Der Papst denkt dabei anders als wir es uns gewohnt sind. Er denkt nicht von den Ämtern her. Sein Ausgangspunkt ist vielmehr das Volk Gottes. Von daher entwickelt er die Vision einer inkulturierten Kirche, die «das Soziale besser mit dem Geistlichen verbinden» kann (Nr. 76). Dazu bedarf es auch inkulturierter Ämter und Dienste. Zu diesen gehören aufgrund des Mangels an Priestern, wie bei uns, «Laien-Gemeindeleiter» (Nr. 94). Überhaupt will der Papst der Kirche ein Gesicht geben, das nicht klerikal geprägt ist, sondern «von Laien geprägt ist»: «Die Inkulturation muss sich auch auf konkret erfahrbare Weise in den kirchlichen Organisationsformen und in den kirchlichen Ämtern entwickeln und widerspiegeln. Wenn Spiritualität inkulturiert wird, wenn Heiligkeit inkulturiert wird, wenn das Evangelium selbst inkulturiert wird, können wir nicht umhin, auch hinsichtlich der Art und Weise, wie kirchliche Dienste strukturiert und gelebt werden, an Inkulturation zu denken» (Nr. 85).

Die Weihe von verheirateten Männern zu Priestern und die Weihe von Diakoninnen greift Franziskus nicht auf. Das hat manche, vorab in unseren Breitengraden, enttäuscht, umso mehr, als diese auch für uns wichtigen Fragen das Schlussdokument der Synode offen diskutiert und thematisiert hat. Ich kenne den Grund für das Schweigen des Papstes nicht, kann mir aber vorstellen, dass er das Wesen der Weihe von der Machtfrage entkoppeln will. Das ist für mich positiv, fordert aber eine tiefergehende Reflexion vorab über den Priester. Dazu bleibt die Tür offen, denn die Tür, welche das Schlussdokument der Synode aufgetan hat, schliesst der Papst nicht. Dagegen ist das sehr traditionelle Frauenbild, welches transportiert wird, befremdend. Zumindest für unseren Kulturkreis ist es nicht «inkulturiert». Deshalb besteht hier Handlungsbedarf. Die Kirche in der Schweiz braucht ein inkulturiertes Bild von Frauen (und Männern). Das ist ein Gebot der Erkenntnis der Zeichen der Zeit.
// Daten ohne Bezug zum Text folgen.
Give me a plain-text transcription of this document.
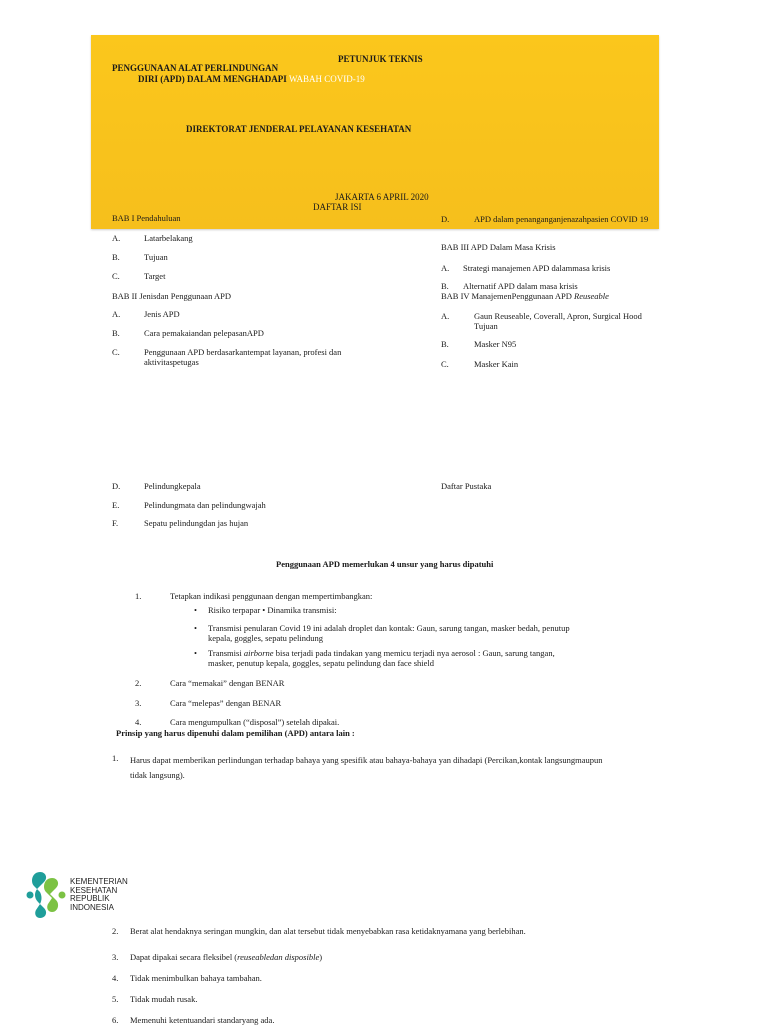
PETUNJUK TEKNIS
PENGGUNAAN ALAT PERLINDUNGAN
DIRI (APD) DALAM MENGHADAPI WABAH COVID-19
DIREKTORAT JENDERAL PELAYANAN KESEHATAN
JAKARTA 6 APRIL 2020
DAFTAR ISI
BAB I Pendahuluan
A.	Latarbelakang
B.	Tujuan
C.	Target
BAB II Jenisdan Penggunaan APD
A.	Jenis APD
B.	Cara pemakaiandan pelepasanAPD
C.	Penggunaan APD berdasarkantempat layanan, profesi dan aktivitaspetugas
D.	Pelindungkepala
E.	Pelindungmata dan pelindungwajah
F.	Sepatu pelindungdan jas hujan
D.	APD dalam penanganganjenazahpasien COVID 19
BAB III APD Dalam Masa Krisis
A. Strategi manajemen APD dalammasa krisis
B. Alternatif APD dalam masa krisis
BAB IV ManajemenPenggunaan APD Reuseable
A.	Gaun Reuseable, Coverall, Apron, Surgical Hood
Tujuan
B.	Masker N95
C.	Masker Kain
Daftar Pustaka
Penggunaan APD memerlukan 4 unsur yang harus dipatuhi
1.	Tetapkan indikasi penggunaan dengan mempertimbangkan:
• Risiko terpapar • Dinamika transmisi:
• Transmisi penularan Covid 19 ini adalah droplet dan kontak: Gaun, sarung tangan, masker bedah, penutup kepala, goggles, sepatu pelindung
• Transmisi airborne bisa terjadi pada tindakan yang memicu terjadi nya aerosol : Gaun, sarung tangan, masker, penutup kepala, goggles, sepatu pelindung dan face shield
2.	Cara “memakai” dengan BENAR
3.	Cara “melepas” dengan BENAR
4.	Cara mengumpulkan (“disposal”) setelah dipakai.
Prinsip yang harus dipenuhi dalam pemilihan (APD) antara lain :
1. Harus dapat memberikan perlindungan terhadap bahaya yang spesifik atau bahaya-bahaya yan dihadapi (Percikan,kontak langsungmaupun tidak langsung).
2. Berat alat hendaknya seringan mungkin, dan alat tersebut tidak menyebabkan rasa ketidaknyamana yang berlebihan.
3. Dapat dipakai secara fleksibel (reuseabledan disposible)
4. Tidak menimbulkan bahaya tambahan.
5. Tidak mudah rusak.
6. Memenuhi ketentuandari standaryang ada.
KEMENTERIAN
KESEHATAN
REPUBLIK
INDONESIA
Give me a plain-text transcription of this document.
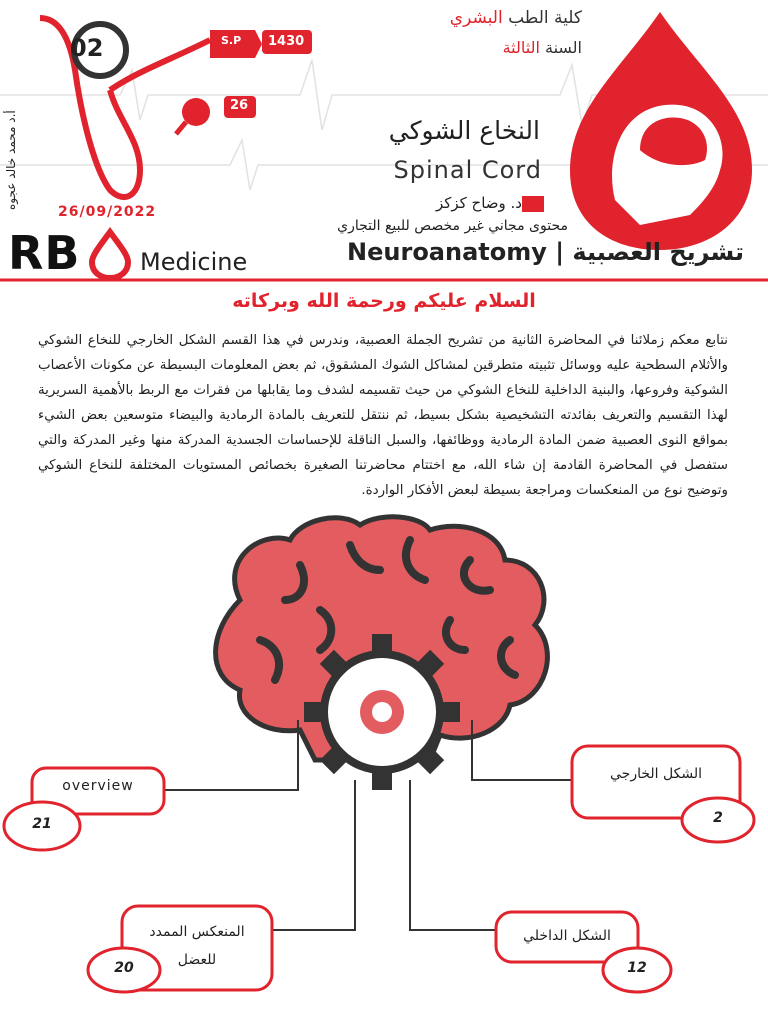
S
أ.د محمد خالد عجوه
02	S.P 1430
26
26/09/2022
كلية الطب البشري
السنة الثالثة
النخاع الشوكي
Spinal Cord
د. وضاح كزكز
محتوى مجاني غير مخصص للبيع التجاري
RB Medicine	تشريح العصبية | Neuroanatomy
السلام عليكم ورحمة الله وبركاته
نتابع معكم زملائنا في المحاضرة الثانية من تشريح الجملة العصبية، وندرس في هذا القسم الشكل الخارجي للنخاع الشوكي والأثلام السطحية عليه ووسائل تثبيته متطرقين لمشاكل الشوك المشقوق، ثم بعض المعلومات البسيطة عن مكونات الأعصاب الشوكية وفروعها، والبنية الداخلية للنخاع الشوكي من حيث تقسيمه لشدف وما يقابلها من فقرات مع الربط بالأهمية السريرية لهذا التقسيم والتعريف بفائدته التشخيصية بشكل بسيط، ثم ننتقل للتعريف بالمادة الرمادية والبيضاء متوسعين بعض الشيء بمواقع النوى العصبية ضمن المادة الرمادية ووظائفها، والسبل الناقلة للإحساسات الجسدية المدركة منها وغير المدركة والتي ستفصل في المحاضرة القادمة إن شاء الله، مع اختتام محاضرتنا الصغيرة بخصائص المستويات المختلفة للنخاع الشوكي وتوضيح نوع من المنعكسات ومراجعة بسيطة لبعض الأفكار الواردة.
overview
21
الشكل الخارجي
2
المنعكس الممدد للعضل
20
الشكل الداخلي
12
Bei der Ämterfrage bereitet der Papst zwar den Boden für weitere mutige Schritte. Er ruft zu mehr Mut und lokaler Mitgestaltung auf, bleibt aber in der Klärung hinter dem frischen Geist, hinter seinem eigenen visionären Anspruch zurück. Er lobt den ausgerollten Teppich des Schlussdokuments, läuft aber selber nicht darüber. Die Spannung bleibt, die Tür für Neues auch hier steht weiterhin offen. Denn der Papst redet von einer Vision, einem Traum: Traum und Vision sind nicht das Ende, sondern der Anfang eines Prozesses, dessen Resultate nicht zum vornherein feststehen.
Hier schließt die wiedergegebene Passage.